Milena: And it will continue to get worse probably.

Thomas: We wanted to show that, sure, you look at something like ISIS. But also look at the way we treat animals!

Milena: People were looking at all this global turmoil as something new and exotic. Back then people were looking at Syria as something that happened far away, like “We don’t do that?! That’s a whole different part of the world”. Now people are starting to realise that things are bad everywhere.

Thomas: Another example are the recent disasters in Bangladesh with all the clothing factories. No Image was a statement against that kind of apathy, using these emojis as a means. Now the apathy is gone, which is a good thing. But now everyone is kind of an activist, but each in their own area.

Milena: But it’s very hollow; when you go to a demonstration, you have to show it on Instagram, otherwise people would never know. So again, it’s also about image, and with so many people engaging in it. People feel compelled to do the same, because otherwise you’re the asshole who doesn’t participate in it.

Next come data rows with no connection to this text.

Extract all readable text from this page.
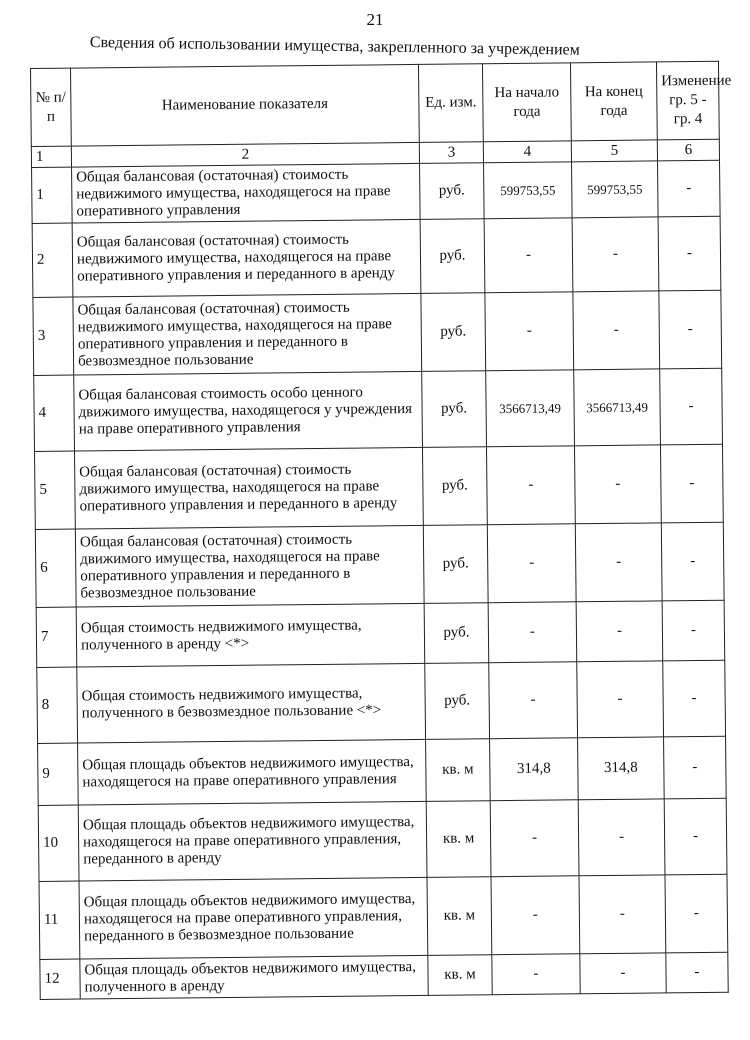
21
Сведения об использовании имущества, закрепленного за учреждением
№ п/п	Наименование показателя	Ед. изм.	На начало года	На конец года	Изменение гр. 5 - гр. 4
1	2	3	4	5	6
1	Общая балансовая (остаточная) стоимость недвижимого имущества, находящегося на праве оперативного управления	руб.	599753,55	599753,55	-
2	Общая балансовая (остаточная) стоимость недвижимого имущества, находящегося на праве оперативного управления и переданного в аренду	руб.	-	-	-
3	Общая балансовая (остаточная) стоимость недвижимого имущества, находящегося на праве оперативного управления и переданного в безвозмездное пользование	руб.	-	-	-
4	Общая балансовая стоимость особо ценного движимого имущества, находящегося у учреждения на праве оперативного управления	руб.	3566713,49	3566713,49	-
5	Общая балансовая (остаточная) стоимость движимого имущества, находящегося на праве оперативного управления и переданного в аренду	руб.	-	-	-
6	Общая балансовая (остаточная) стоимость движимого имущества, находящегося на праве оперативного управления и переданного в безвозмездное пользование	руб.	-	-	-
7	Общая стоимость недвижимого имущества, полученного в аренду <*>	руб.	-	-	-
8	Общая стоимость недвижимого имущества, полученного в безвозмездное пользование <*>	руб.	-	-	-
9	Общая площадь объектов недвижимого имущества, находящегося на праве оперативного управления	кв. м	314,8	314,8	-
10	Общая площадь объектов недвижимого имущества, находящегося на праве оперативного управления, переданного в аренду	кв. м	-	-	-
11	Общая площадь объектов недвижимого имущества, находящегося на праве оперативного управления, переданного в безвозмездное пользование	кв. м	-	-	-
12	Общая площадь объектов недвижимого имущества, полученного в аренду	кв. м	-	-	-
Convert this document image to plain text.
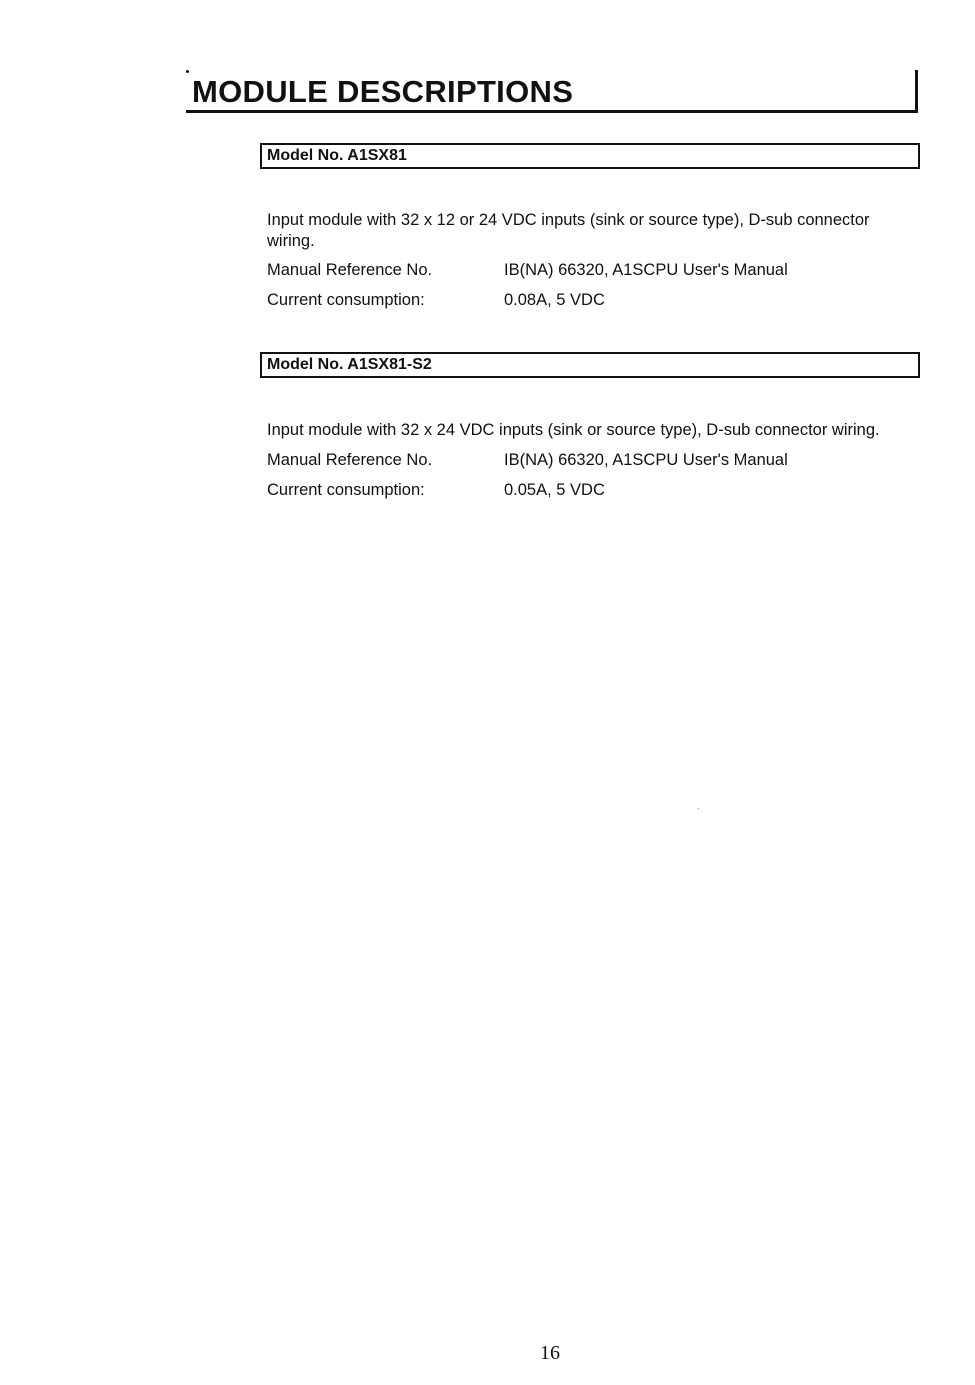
MODULE DESCRIPTIONS
Model No. A1SX81

Input module with 32 x 12 or 24 VDC inputs (sink or source type), D-sub connector wiring.

Manual Reference No.	IB(NA) 66320, A1SCPU User's Manual
Current consumption:	0.08A, 5 VDC
Model No. A1SX81-S2

Input module with 32 x 24 VDC inputs (sink or source type), D-sub connector wiring.

Manual Reference No.	IB(NA) 66320, A1SCPU User's Manual
Current consumption:	0.05A, 5 VDC
16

Thomas: There’s a lot of holier-than-thou activism going around. I like it when people challenge me, holding up a mirror to help me become a better version of myself. But it’s also a matter of picking your battles. You see a lot of activists pointing the finger at each other, telling each other they are more woke. But the real battle is against capitalism. It’s not among activists, or vegans or anti-racists. It’s us against this fucked up system that all of us are suffering under. You can’t fix racism or sexism if you don’t fix capitalism. And by fixing it, I mean abolishing it.